In March 2010, The Japan Commercial Broadcasters Association (JBA) conducted a survey of 101 commercial radio stations nationwide. In the 2010 "Joy, Anger, Sorrow, and Pleasure" survey, she ranked first place in the "Sorrow... Which famous person's voice soothes you when you are sad?" category. In the same survey, she ranked second place in the two categories "Which celebrity has a voice that makes you happy just by listening to it?" and "Who are the famous people whose laughter is fun to listen to?".

After her maternity leave, Tamagawa returned to JOQR on the Saturday morning wide program "Misa Tamagawa's Happily" in April 2013, which won the "Excellence Award" for its "Happily Classic" corner, as it was "created with all the performers and staff working together to make things more enjoyable".

Tamagawa supervised Thursdays on the JFN network in 2018 and "Misa Tamagawa's Music Selection".

In June 2019, she began streaming on YouTube. Currently, she regularly broadcasts "玉川美沙tama_ch.radio" and "Ohatama Radio" via 17Live and Twitcasting.

== Personal life ==
Tamagawa has been involved in music since her childhood; she learned the electronic organ at the age of four, and in elementary and junior high school, she was a member of the music and brass band clubs, the latter of which she was the head in junior high school. She also belonged to a copy band and played keyboard.

Tamagawa obtained a shōchū advisor certificate in 2002, and published a book, Rakuraku Shochu (楽楽焼酎), in 2003.

In 2007, she wrote the lyrics for the song "Snack," which appears on the album Burn Park (バーンパーク) by Kakashi.

In June 2010, Tamagawa reported on "Misa Tamagawa's Tamanavi" that she married a younger man. In August, she announced that she was six months pregnant. After that, she left all of her regular programs.

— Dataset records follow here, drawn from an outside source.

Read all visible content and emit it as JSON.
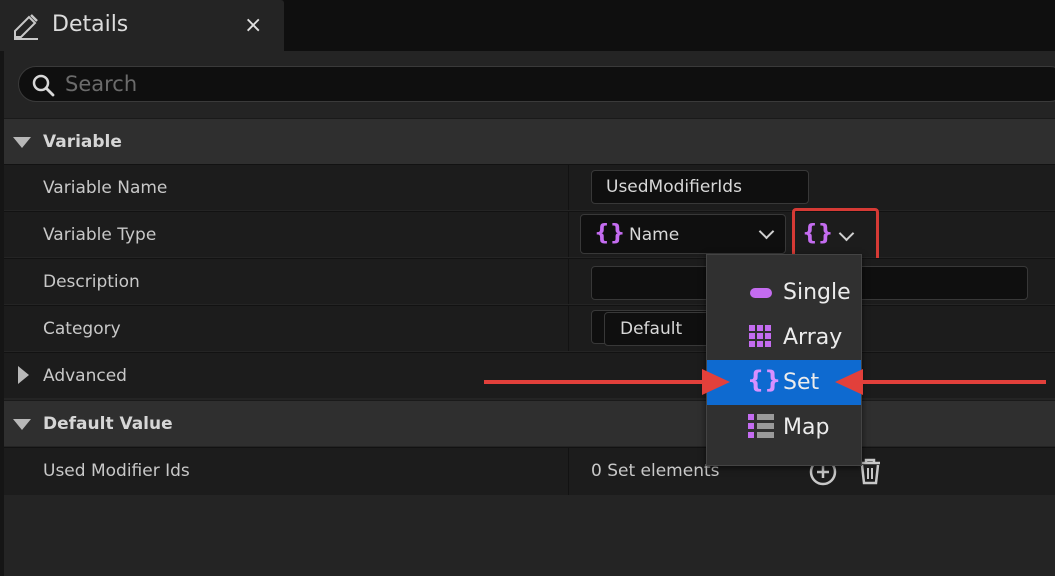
{
  "tab": {
    "title": "Details",
    "close": "×",
    "icon": "edit-pencil-icon"
  },
  "search": {
    "placeholder": "Search",
    "value": ""
  },
  "sections": {
    "variable": {
      "label": "Variable",
      "expanded": true
    },
    "default_value": {
      "label": "Default Value",
      "expanded": true
    }
  },
  "rows": {
    "variable_name": {
      "label": "Variable Name",
      "value": "UsedModifierIds"
    },
    "variable_type": {
      "label": "Variable Type",
      "type_name": "Name",
      "type_icon": "{}"
    },
    "description": {
      "label": "Description",
      "value": ""
    },
    "category": {
      "label": "Category",
      "value": "Default"
    },
    "advanced": {
      "label": "Advanced",
      "expanded": false
    },
    "used_modifier_ids": {
      "label": "Used Modifier Ids",
      "value": "0 Set elements"
    }
  },
  "container_type_button": {
    "icon": "{}"
  },
  "container_menu": {
    "items": [
      {
        "label": "Single",
        "icon": "single-pill-icon",
        "selected": false
      },
      {
        "label": "Array",
        "icon": "array-grid-icon",
        "selected": false
      },
      {
        "label": "Set",
        "icon": "{}",
        "selected": true
      },
      {
        "label": "Map",
        "icon": "map-list-icon",
        "selected": false
      }
    ]
  },
  "colors": {
    "accent_purple": "#c46cf0",
    "selection_blue": "#0e6ad0",
    "annotation_red": "#e2403b"
  }
}
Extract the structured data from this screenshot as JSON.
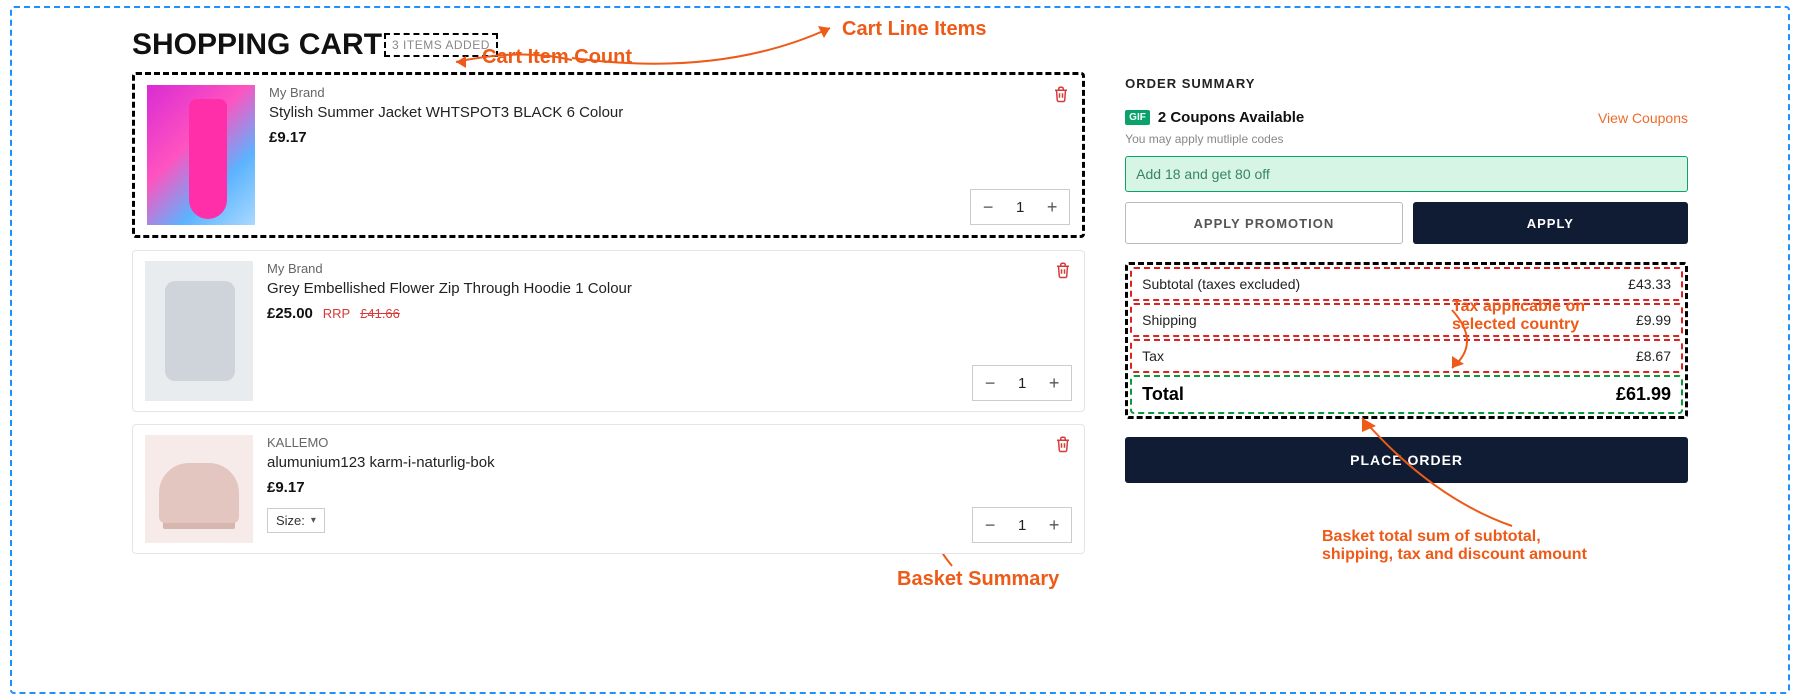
{
  "page": {
    "title": "SHOPPING CART",
    "count_label": "3 ITEMS ADDED"
  },
  "annotations": {
    "count": "Cart Item Count",
    "items": "Cart Line Items",
    "summary": "Basket Summary",
    "tax": "Tax applicable on selected country",
    "total": "Basket total sum of subtotal, shipping, tax and discount amount"
  },
  "items": [
    {
      "brand": "My Brand",
      "name": "Stylish Summer Jacket WHTSPOT3 BLACK 6 Colour",
      "price": "£9.17",
      "rrp_prefix": "",
      "rrp": "",
      "qty": "1",
      "size_label": ""
    },
    {
      "brand": "My Brand",
      "name": "Grey Embellished Flower Zip Through Hoodie 1 Colour",
      "price": "£25.00",
      "rrp_prefix": "RRP",
      "rrp": "£41.66",
      "qty": "1",
      "size_label": ""
    },
    {
      "brand": "KALLEMO",
      "name": "alumunium123 karm-i-naturlig-bok",
      "price": "£9.17",
      "rrp_prefix": "",
      "rrp": "",
      "qty": "1",
      "size_label": "Size:"
    }
  ],
  "summary": {
    "title": "ORDER SUMMARY",
    "coupons_badge": "GIF",
    "coupons_text": "2 Coupons Available",
    "view_coupons": "View Coupons",
    "hint": "You may apply mutliple codes",
    "promo_value": "Add 18 and get 80 off",
    "apply_promo_btn": "APPLY PROMOTION",
    "apply_btn": "APPLY",
    "rows": {
      "subtotal_label": "Subtotal (taxes excluded)",
      "subtotal_value": "£43.33",
      "shipping_label": "Shipping",
      "shipping_value": "£9.99",
      "tax_label": "Tax",
      "tax_value": "£8.67",
      "total_label": "Total",
      "total_value": "£61.99"
    },
    "place_order": "PLACE ORDER"
  }
}
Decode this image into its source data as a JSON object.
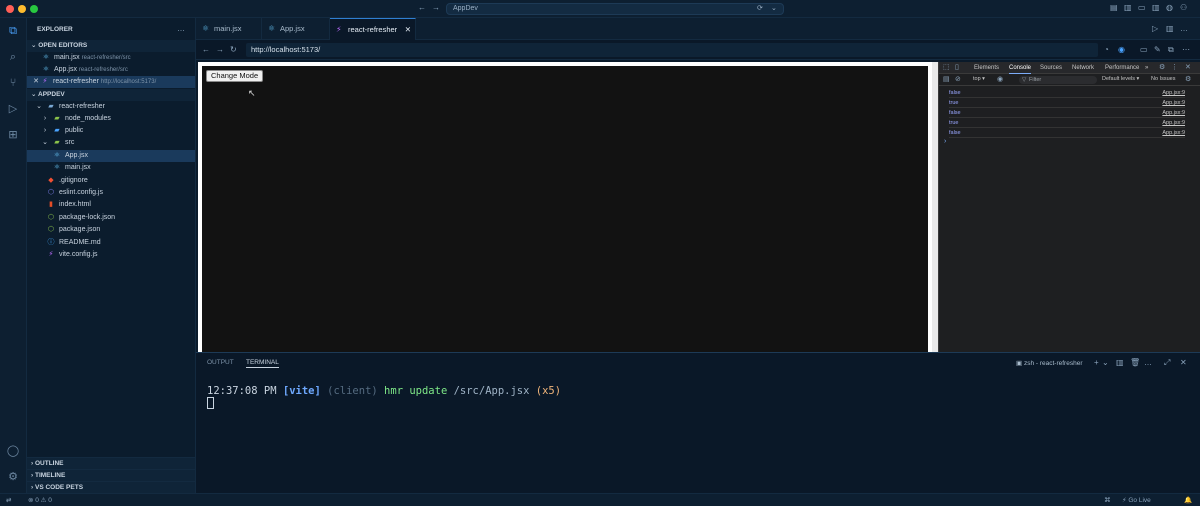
{
  "window": {
    "title": "AppDev"
  },
  "colors": {
    "accent": "#2f7fd1",
    "link": "#7cacf8",
    "vite_accent": "#6ea8fe",
    "hmr_green": "#7ee787",
    "count_orange": "#f0b47a"
  },
  "sidebar": {
    "explorer_label": "EXPLORER",
    "open_editors_label": "OPEN EDITORS",
    "open_editors": [
      {
        "name": "main.jsx",
        "path": "react-refresher/src",
        "icon": "react-icon"
      },
      {
        "name": "App.jsx",
        "path": "react-refresher/src",
        "icon": "react-icon"
      },
      {
        "name": "react-refresher",
        "path": "http://localhost:5173/",
        "icon": "vite-icon"
      }
    ],
    "workspace_label": "APPDEV",
    "tree": [
      {
        "name": "react-refresher",
        "icon": "folder-open-icon"
      },
      {
        "name": "node_modules",
        "icon": "folder-icon"
      },
      {
        "name": "public",
        "icon": "folder-icon"
      },
      {
        "name": "src",
        "icon": "folder-open-icon"
      },
      {
        "name": "App.jsx",
        "icon": "react-icon"
      },
      {
        "name": "main.jsx",
        "icon": "react-icon"
      },
      {
        "name": ".gitignore",
        "icon": "git-icon"
      },
      {
        "name": "eslint.config.js",
        "icon": "eslint-icon"
      },
      {
        "name": "index.html",
        "icon": "html-icon"
      },
      {
        "name": "package-lock.json",
        "icon": "npm-icon"
      },
      {
        "name": "package.json",
        "icon": "npm-icon"
      },
      {
        "name": "README.md",
        "icon": "info-icon"
      },
      {
        "name": "vite.config.js",
        "icon": "vite-icon"
      }
    ],
    "bottom_sections": [
      "OUTLINE",
      "TIMELINE",
      "VS CODE PETS"
    ]
  },
  "tabs": [
    {
      "label": "main.jsx",
      "icon": "react-icon"
    },
    {
      "label": "App.jsx",
      "icon": "react-icon"
    },
    {
      "label": "react-refresher",
      "icon": "vite-icon",
      "active": true
    }
  ],
  "browser": {
    "url": "http://localhost:5173/",
    "button_label": "Change Mode"
  },
  "devtools": {
    "tabs": [
      "Elements",
      "Console",
      "Sources",
      "Network",
      "Performance"
    ],
    "active_tab": "Console",
    "context": "top",
    "filter_placeholder": "Filter",
    "levels": "Default levels",
    "issues": "No Issues",
    "logs": [
      {
        "value": "false",
        "source": "App.jsx:9"
      },
      {
        "value": "true",
        "source": "App.jsx:9"
      },
      {
        "value": "false",
        "source": "App.jsx:9"
      },
      {
        "value": "true",
        "source": "App.jsx:9"
      },
      {
        "value": "false",
        "source": "App.jsx:9"
      }
    ],
    "prompt": "›"
  },
  "panel": {
    "tabs": [
      "OUTPUT",
      "TERMINAL"
    ],
    "active_tab": "TERMINAL",
    "terminal_name": "zsh - react-refresher",
    "line": {
      "time": "12:37:08 PM",
      "tag": "[vite]",
      "scope": "(client)",
      "action": "hmr update",
      "path": "/src/App.jsx",
      "count": "(x5)"
    }
  },
  "status": {
    "problems": "⊗ 0 ⚠ 0",
    "go_live": "⚡ Go Live"
  }
}
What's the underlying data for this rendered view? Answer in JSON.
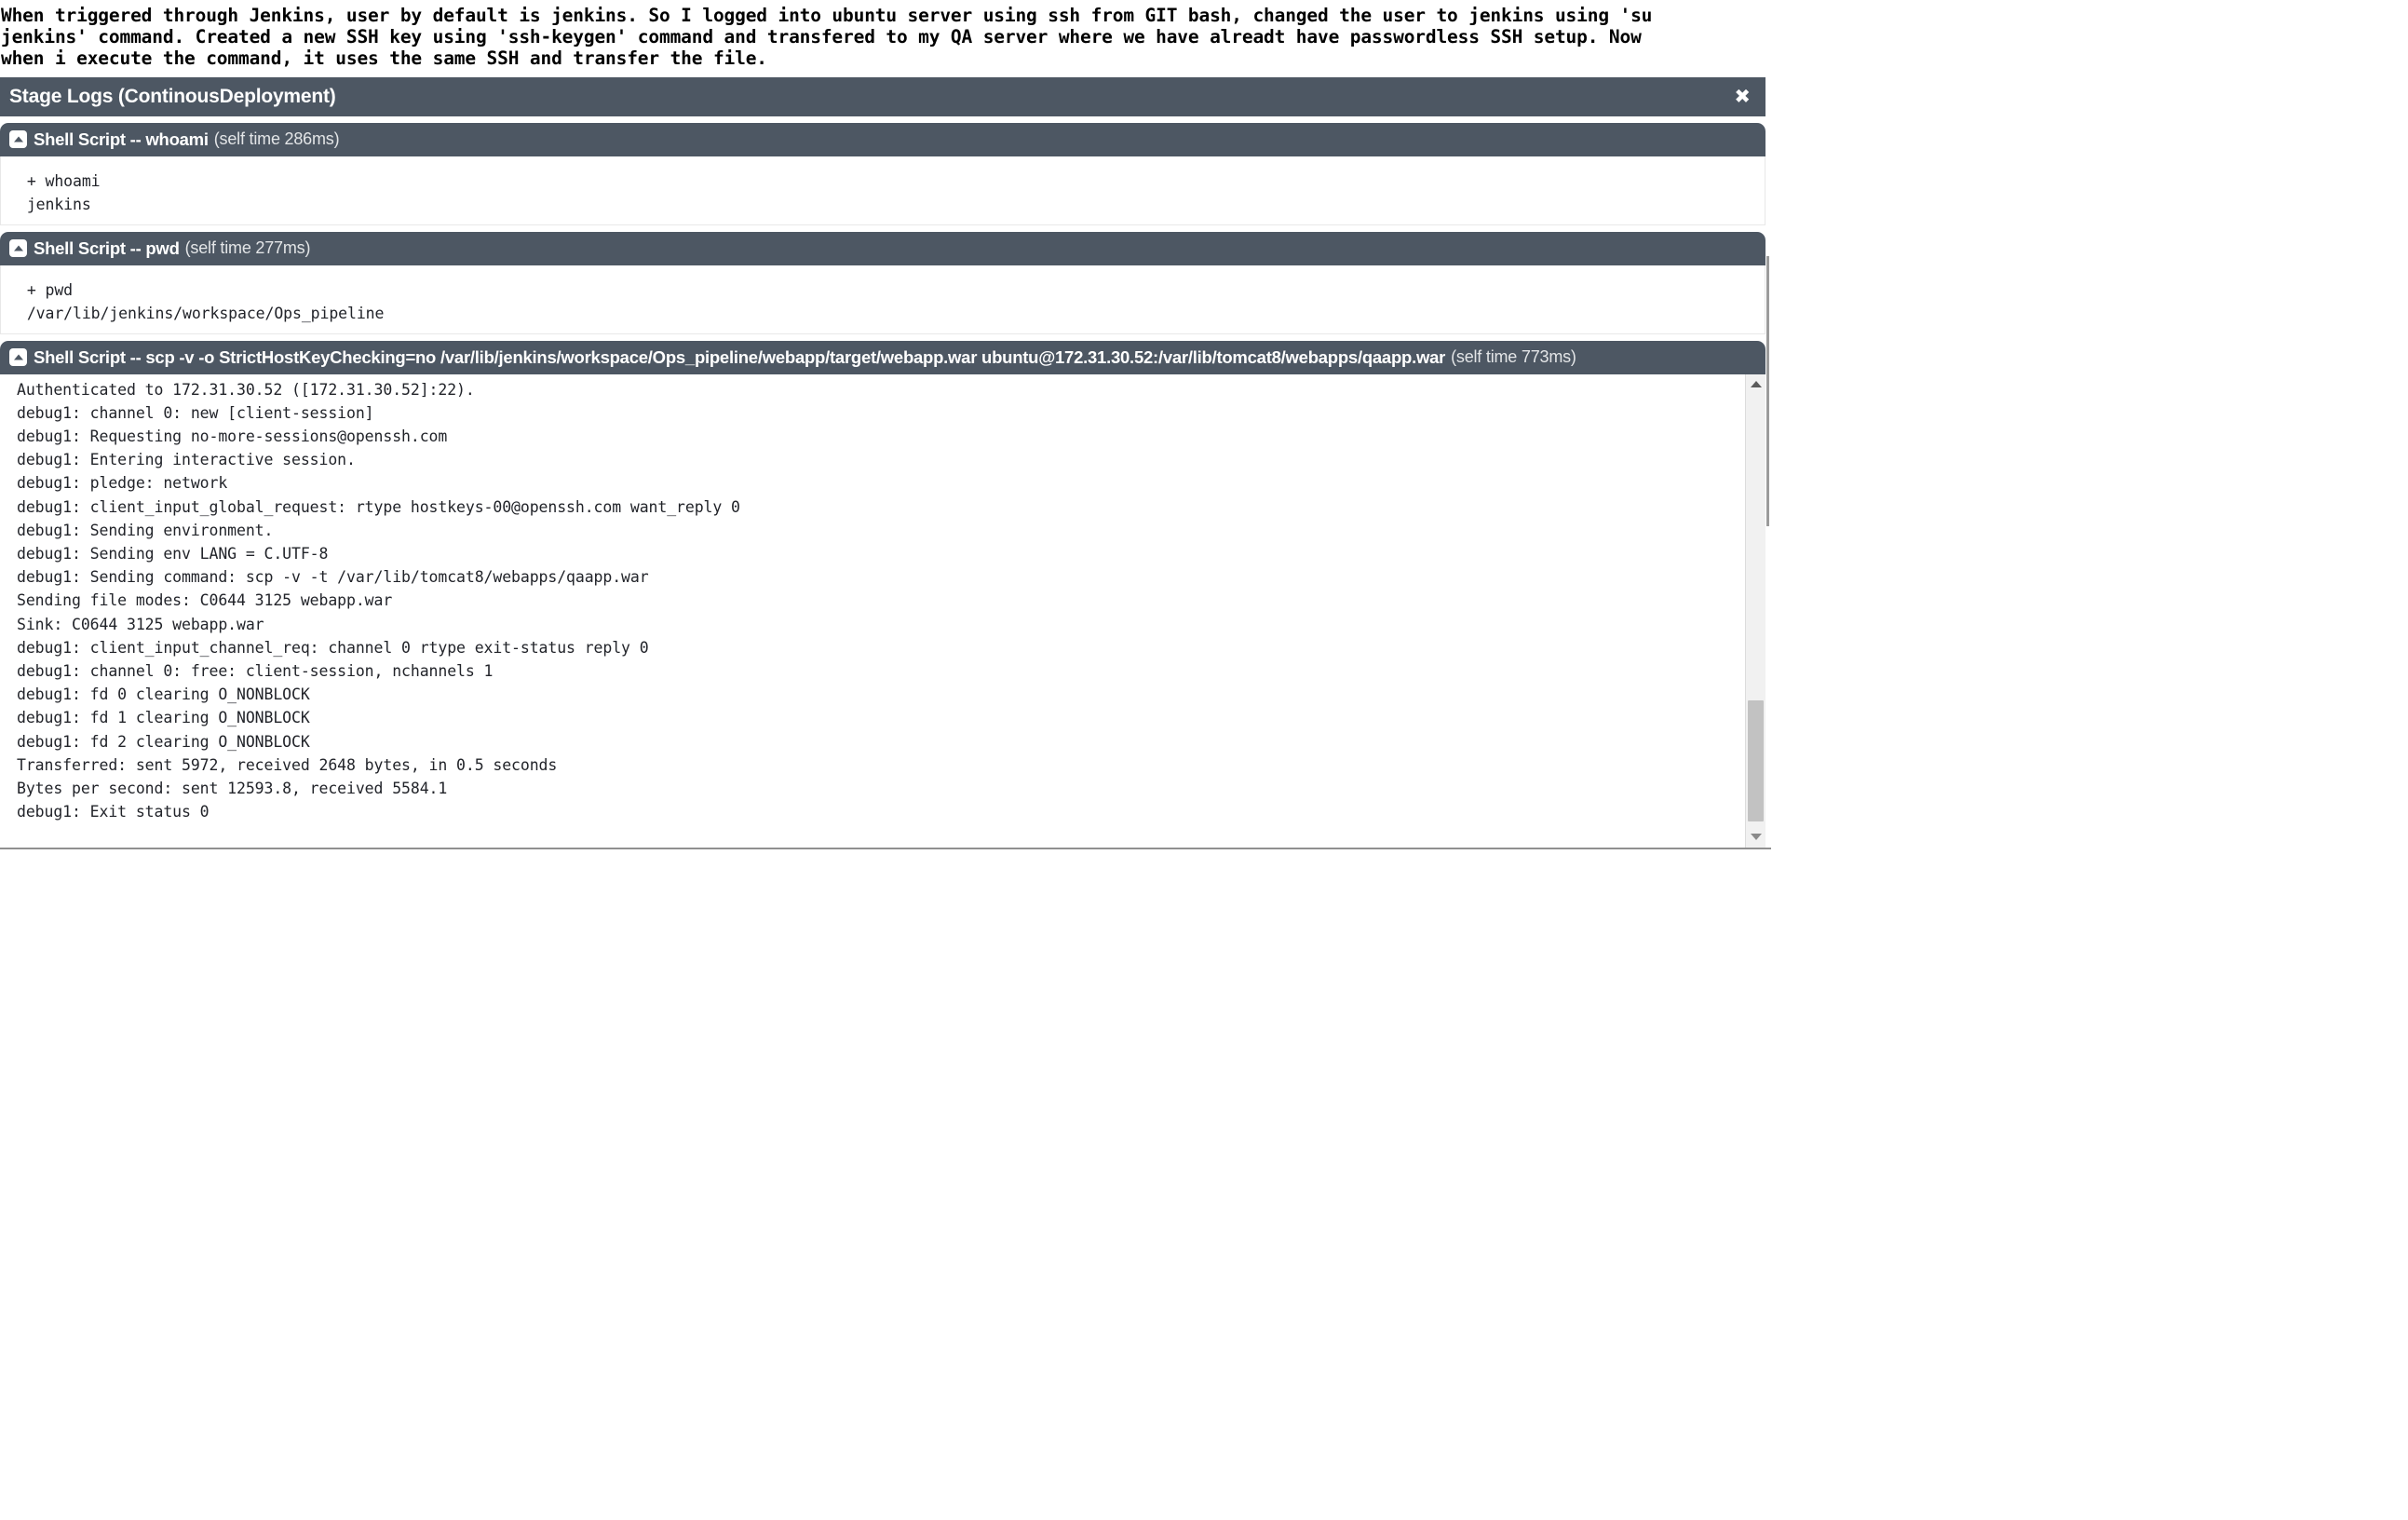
{
  "intro": {
    "text": "When triggered through Jenkins, user by default is jenkins. So I logged into ubuntu server using ssh from GIT bash, changed the user to jenkins using 'su\njenkins' command. Created a new SSH key using 'ssh-keygen' command and transfered to my QA server where we have alreadt have passwordless SSH setup. Now\nwhen i execute the command, it uses the same SSH and transfer the file."
  },
  "dialog": {
    "title": "Stage Logs (ContinousDeployment)",
    "close_label": "✖",
    "close_icon": "close-icon"
  },
  "colors": {
    "header_bg": "#4d5763",
    "header_text": "#ffffff",
    "body_bg": "#ffffff",
    "log_text": "#22242a",
    "scroll_thumb": "#c2c2c2",
    "scroll_track": "#f1f1f1"
  },
  "steps": [
    {
      "icon": "collapse-icon",
      "title": "Shell Script -- whoami",
      "self_time": "(self time 286ms)",
      "lines": [
        " + whoami",
        " jenkins"
      ]
    },
    {
      "icon": "collapse-icon",
      "title": "Shell Script -- pwd",
      "self_time": "(self time 277ms)",
      "lines": [
        " + pwd",
        " /var/lib/jenkins/workspace/Ops_pipeline"
      ]
    },
    {
      "icon": "collapse-icon",
      "title": "Shell Script -- scp -v -o StrictHostKeyChecking=no /var/lib/jenkins/workspace/Ops_pipeline/webapp/target/webapp.war ubuntu@172.31.30.52:/var/lib/tomcat8/webapps/qaapp.war",
      "self_time": "(self time 773ms)",
      "lines": [
        "Authenticated to 172.31.30.52 ([172.31.30.52]:22).",
        "debug1: channel 0: new [client-session]",
        "debug1: Requesting no-more-sessions@openssh.com",
        "debug1: Entering interactive session.",
        "debug1: pledge: network",
        "debug1: client_input_global_request: rtype hostkeys-00@openssh.com want_reply 0",
        "debug1: Sending environment.",
        "debug1: Sending env LANG = C.UTF-8",
        "debug1: Sending command: scp -v -t /var/lib/tomcat8/webapps/qaapp.war",
        "Sending file modes: C0644 3125 webapp.war",
        "Sink: C0644 3125 webapp.war",
        "debug1: client_input_channel_req: channel 0 rtype exit-status reply 0",
        "debug1: channel 0: free: client-session, nchannels 1",
        "debug1: fd 0 clearing O_NONBLOCK",
        "debug1: fd 1 clearing O_NONBLOCK",
        "debug1: fd 2 clearing O_NONBLOCK",
        "Transferred: sent 5972, received 2648 bytes, in 0.5 seconds",
        "Bytes per second: sent 12593.8, received 5584.1",
        "debug1: Exit status 0"
      ]
    }
  ]
}
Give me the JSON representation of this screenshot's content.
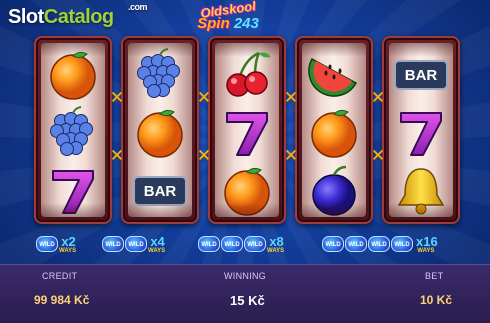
{
  "watermark": {
    "slot": "Slot",
    "catalog": "Catalog",
    "com": ".com"
  },
  "game_logo": {
    "line1": "Oldskool",
    "line2_word": "Spin",
    "line2_num": "243"
  },
  "reels": [
    [
      "orange",
      "grapes",
      "seven"
    ],
    [
      "grapes",
      "orange",
      "bar"
    ],
    [
      "cherries",
      "seven",
      "orange"
    ],
    [
      "watermelon",
      "orange",
      "plum"
    ],
    [
      "bar",
      "seven",
      "bell"
    ]
  ],
  "bar_label": "BAR",
  "multiplier_icon": "cross-x-icon",
  "ways_indicators": [
    {
      "wilds": 1,
      "multiplier": "x2"
    },
    {
      "wilds": 2,
      "multiplier": "x4"
    },
    {
      "wilds": 3,
      "multiplier": "x8"
    },
    {
      "wilds": 4,
      "multiplier": "x16"
    }
  ],
  "wild_label": "WILD",
  "ways_label": "WAYS",
  "panel": {
    "credit_label": "CREDIT",
    "credit_value": "99 984 Kč",
    "winning_label": "WINNING",
    "winning_value": "15 Kč",
    "bet_label": "BET",
    "bet_value": "10 Kč"
  },
  "colors": {
    "background": "#1d55c8",
    "reel_frame": "#6a1f26",
    "multiplier": "#f3b61f",
    "ways_text": "#5ad7ff",
    "panel": "#2a1d4e"
  }
}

On January 14, 2011, she announced on her blog that she had given birth to her first child, a boy.

In the 2010s, Tamagawa publicly announced on her blog that she was a train fan, and in 2015, she participated in a national high school model train contest. In 2015, she participated in a national model railroad contest for high school students, where she held a fundraising event to restore a section of the Tadami Line that was closed to traffic.

In June 2010, she started "Tamanavi Farm" in Kamikawa, Saitama, as a project of "Misa Tamagawa's Tamanavi". "Tamanavi Farm" ended with its parent program.

In March 2011, when Tamagawa was looking for something to do after the Great East Japan Earthquake, she received a message from a listener asking her to make a picture book for children to read to adults. In response, she created a collaborative picture book, Protect You, with picture book author Mari Torigoe as part of Operation Toritama.